The United Nations Office on Drugs and Crime estimates that the amount of money laundered globally is 2 – 5% of global GDP or $800 – $2tn per annum in current US dollars.

What is the UK legal and regulatory framework?

  • Primary ML offences are defined by Proceeds of Crime Act 2002 (POCA) as amended by Serious Organised Crime and Police Act 2008 (SOCPA).
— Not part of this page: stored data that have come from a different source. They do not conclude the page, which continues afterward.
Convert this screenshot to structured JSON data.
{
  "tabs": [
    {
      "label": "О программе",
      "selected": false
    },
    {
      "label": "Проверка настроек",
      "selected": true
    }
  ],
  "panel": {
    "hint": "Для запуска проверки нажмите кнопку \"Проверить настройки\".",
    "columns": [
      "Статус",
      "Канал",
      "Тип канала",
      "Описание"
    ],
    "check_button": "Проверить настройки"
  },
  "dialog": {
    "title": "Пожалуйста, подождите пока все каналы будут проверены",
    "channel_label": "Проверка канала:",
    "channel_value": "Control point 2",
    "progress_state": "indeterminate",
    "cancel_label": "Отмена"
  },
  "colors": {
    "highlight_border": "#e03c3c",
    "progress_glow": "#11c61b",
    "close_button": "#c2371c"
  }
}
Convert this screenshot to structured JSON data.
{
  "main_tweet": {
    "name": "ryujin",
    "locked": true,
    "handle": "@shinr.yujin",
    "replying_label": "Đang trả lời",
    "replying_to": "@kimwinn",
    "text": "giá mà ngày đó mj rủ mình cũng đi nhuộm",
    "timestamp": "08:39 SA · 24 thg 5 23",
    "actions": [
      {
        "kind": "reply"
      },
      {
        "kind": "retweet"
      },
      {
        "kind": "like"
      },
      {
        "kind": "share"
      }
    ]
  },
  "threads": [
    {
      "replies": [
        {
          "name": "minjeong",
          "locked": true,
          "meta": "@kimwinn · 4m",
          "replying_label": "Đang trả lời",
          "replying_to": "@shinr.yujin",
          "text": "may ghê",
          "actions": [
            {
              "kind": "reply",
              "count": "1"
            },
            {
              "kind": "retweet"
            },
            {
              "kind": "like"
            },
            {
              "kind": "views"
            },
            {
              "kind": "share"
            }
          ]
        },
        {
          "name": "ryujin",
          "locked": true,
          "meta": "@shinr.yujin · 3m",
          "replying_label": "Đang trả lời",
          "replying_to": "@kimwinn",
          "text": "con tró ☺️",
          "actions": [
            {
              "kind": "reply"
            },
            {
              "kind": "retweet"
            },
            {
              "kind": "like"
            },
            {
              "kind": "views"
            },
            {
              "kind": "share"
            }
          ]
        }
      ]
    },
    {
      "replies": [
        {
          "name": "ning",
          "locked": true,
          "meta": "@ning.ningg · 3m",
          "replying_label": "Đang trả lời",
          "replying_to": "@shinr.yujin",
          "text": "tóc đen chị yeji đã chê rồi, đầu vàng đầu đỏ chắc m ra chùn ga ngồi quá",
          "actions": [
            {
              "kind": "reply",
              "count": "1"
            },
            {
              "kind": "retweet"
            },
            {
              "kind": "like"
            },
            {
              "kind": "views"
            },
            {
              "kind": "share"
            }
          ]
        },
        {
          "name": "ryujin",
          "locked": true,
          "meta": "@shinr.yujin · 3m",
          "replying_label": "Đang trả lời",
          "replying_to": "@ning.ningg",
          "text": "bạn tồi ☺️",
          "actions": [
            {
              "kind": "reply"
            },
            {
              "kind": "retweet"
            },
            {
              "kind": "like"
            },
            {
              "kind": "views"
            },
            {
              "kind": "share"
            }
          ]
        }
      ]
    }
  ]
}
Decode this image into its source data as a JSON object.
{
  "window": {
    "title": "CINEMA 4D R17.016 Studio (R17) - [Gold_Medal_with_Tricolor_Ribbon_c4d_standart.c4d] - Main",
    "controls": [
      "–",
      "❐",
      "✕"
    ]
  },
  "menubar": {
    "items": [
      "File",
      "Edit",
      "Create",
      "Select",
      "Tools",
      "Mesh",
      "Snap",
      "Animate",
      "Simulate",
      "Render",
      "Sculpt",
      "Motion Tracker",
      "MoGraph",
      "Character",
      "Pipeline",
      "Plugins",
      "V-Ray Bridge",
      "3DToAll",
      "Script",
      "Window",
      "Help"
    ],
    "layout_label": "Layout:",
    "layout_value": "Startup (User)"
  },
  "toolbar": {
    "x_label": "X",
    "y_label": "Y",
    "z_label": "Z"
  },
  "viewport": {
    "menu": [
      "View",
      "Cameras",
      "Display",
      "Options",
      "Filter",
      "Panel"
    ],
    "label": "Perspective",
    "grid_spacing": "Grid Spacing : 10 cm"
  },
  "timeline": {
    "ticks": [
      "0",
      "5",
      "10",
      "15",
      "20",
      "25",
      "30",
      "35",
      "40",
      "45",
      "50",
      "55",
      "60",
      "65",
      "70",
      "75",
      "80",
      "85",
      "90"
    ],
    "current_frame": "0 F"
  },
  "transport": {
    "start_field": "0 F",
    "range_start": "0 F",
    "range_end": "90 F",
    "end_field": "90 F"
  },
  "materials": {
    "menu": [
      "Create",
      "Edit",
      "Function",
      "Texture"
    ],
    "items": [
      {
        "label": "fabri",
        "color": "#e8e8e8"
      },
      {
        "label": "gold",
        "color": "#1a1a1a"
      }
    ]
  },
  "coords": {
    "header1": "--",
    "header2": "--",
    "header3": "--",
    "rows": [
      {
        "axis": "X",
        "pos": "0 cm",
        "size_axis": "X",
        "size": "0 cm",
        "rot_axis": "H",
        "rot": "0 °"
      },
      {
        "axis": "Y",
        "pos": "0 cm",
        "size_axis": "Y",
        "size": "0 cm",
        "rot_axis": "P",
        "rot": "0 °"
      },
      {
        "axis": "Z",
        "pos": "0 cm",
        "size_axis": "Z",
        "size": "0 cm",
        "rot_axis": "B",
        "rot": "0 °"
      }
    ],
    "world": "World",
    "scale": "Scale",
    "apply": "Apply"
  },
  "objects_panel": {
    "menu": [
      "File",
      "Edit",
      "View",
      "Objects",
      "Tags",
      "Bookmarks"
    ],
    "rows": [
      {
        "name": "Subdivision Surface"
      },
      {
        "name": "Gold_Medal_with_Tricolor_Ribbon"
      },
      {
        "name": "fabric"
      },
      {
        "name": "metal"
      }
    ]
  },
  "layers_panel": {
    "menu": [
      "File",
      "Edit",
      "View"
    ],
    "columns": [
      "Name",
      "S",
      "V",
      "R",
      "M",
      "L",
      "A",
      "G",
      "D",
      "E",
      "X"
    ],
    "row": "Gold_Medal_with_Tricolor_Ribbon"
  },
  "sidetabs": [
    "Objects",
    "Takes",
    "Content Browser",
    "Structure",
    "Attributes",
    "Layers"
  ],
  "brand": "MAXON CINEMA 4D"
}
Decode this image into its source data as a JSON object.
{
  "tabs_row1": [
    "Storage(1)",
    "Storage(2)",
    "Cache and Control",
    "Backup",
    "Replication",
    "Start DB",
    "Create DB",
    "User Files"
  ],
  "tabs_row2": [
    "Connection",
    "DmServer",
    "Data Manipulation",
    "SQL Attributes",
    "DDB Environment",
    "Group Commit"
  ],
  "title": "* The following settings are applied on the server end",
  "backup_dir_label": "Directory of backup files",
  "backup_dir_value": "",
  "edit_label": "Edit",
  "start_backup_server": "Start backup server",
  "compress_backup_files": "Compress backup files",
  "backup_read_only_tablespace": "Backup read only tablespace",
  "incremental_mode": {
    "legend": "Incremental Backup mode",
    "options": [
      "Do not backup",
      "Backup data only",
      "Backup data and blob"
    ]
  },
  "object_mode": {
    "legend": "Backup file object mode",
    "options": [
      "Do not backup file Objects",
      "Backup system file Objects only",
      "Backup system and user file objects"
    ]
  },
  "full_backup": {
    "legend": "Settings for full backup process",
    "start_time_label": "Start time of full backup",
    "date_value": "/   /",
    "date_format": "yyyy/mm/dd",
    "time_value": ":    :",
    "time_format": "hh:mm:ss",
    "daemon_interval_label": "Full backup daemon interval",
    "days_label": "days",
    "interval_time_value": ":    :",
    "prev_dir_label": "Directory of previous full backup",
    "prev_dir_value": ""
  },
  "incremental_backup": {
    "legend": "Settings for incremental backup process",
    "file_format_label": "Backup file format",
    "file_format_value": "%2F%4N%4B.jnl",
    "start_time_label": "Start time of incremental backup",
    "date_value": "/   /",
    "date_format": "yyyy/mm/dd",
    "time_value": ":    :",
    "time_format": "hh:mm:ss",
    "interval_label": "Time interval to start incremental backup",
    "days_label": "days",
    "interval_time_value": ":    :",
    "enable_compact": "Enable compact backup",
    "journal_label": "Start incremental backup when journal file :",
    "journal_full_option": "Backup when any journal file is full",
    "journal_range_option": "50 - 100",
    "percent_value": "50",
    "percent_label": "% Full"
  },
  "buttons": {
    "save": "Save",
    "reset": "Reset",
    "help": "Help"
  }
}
Inside or outside the regulated sector someone commits a ML offence if they:-
    1. conceal, disguise, convert, transfer or remove criminal property from England, Wales, Scotland or Northern Ireland
    2. enter into, or become involved in, an arrangement which they know or suspect facilitates the acquisition, retention, use or control of criminal property by or on behalf of another person.
    3. Acquire, use or possess criminal property for which adequate consideration was not provided
  • None of these offences is committed if:-
    1. The persons involved did not know or suspect that they were dealing with the proceeds of crime, or
    2. There is a reasonable excuse for not reporting (very rare for example in terms of personal safety or security), or
    3. The conduct which gave rise to the criminal property is reasonably believed to have happened outside the UK and had it been committed in the UK would have carried a maximum prison sentence of 12 months (very complex and onerous requirements to be complied with).

What are the responsibilities of a business?

  • Businesses must have systems in place and controls capable of
    1. Assessing the risk associated with a client/customer,
    2. Performing CDD
    3. Monitoring existing clients
    4. Keeping appropriate records – both financial and non-financial and
    5. Entailing staff to make an internal SAR
    6. Relevant employees must be trained appropriately so that they understand both their own AML obligations and the business wide systems and controls that have been developed to prevent MLTF
    7. The AML skills, knowledge, expertise, conduct and integrity of relevant employees must be assessed.
    8. Effective internal risk management systems and controls must be established and the relevant senior management responsibilities clearly defined.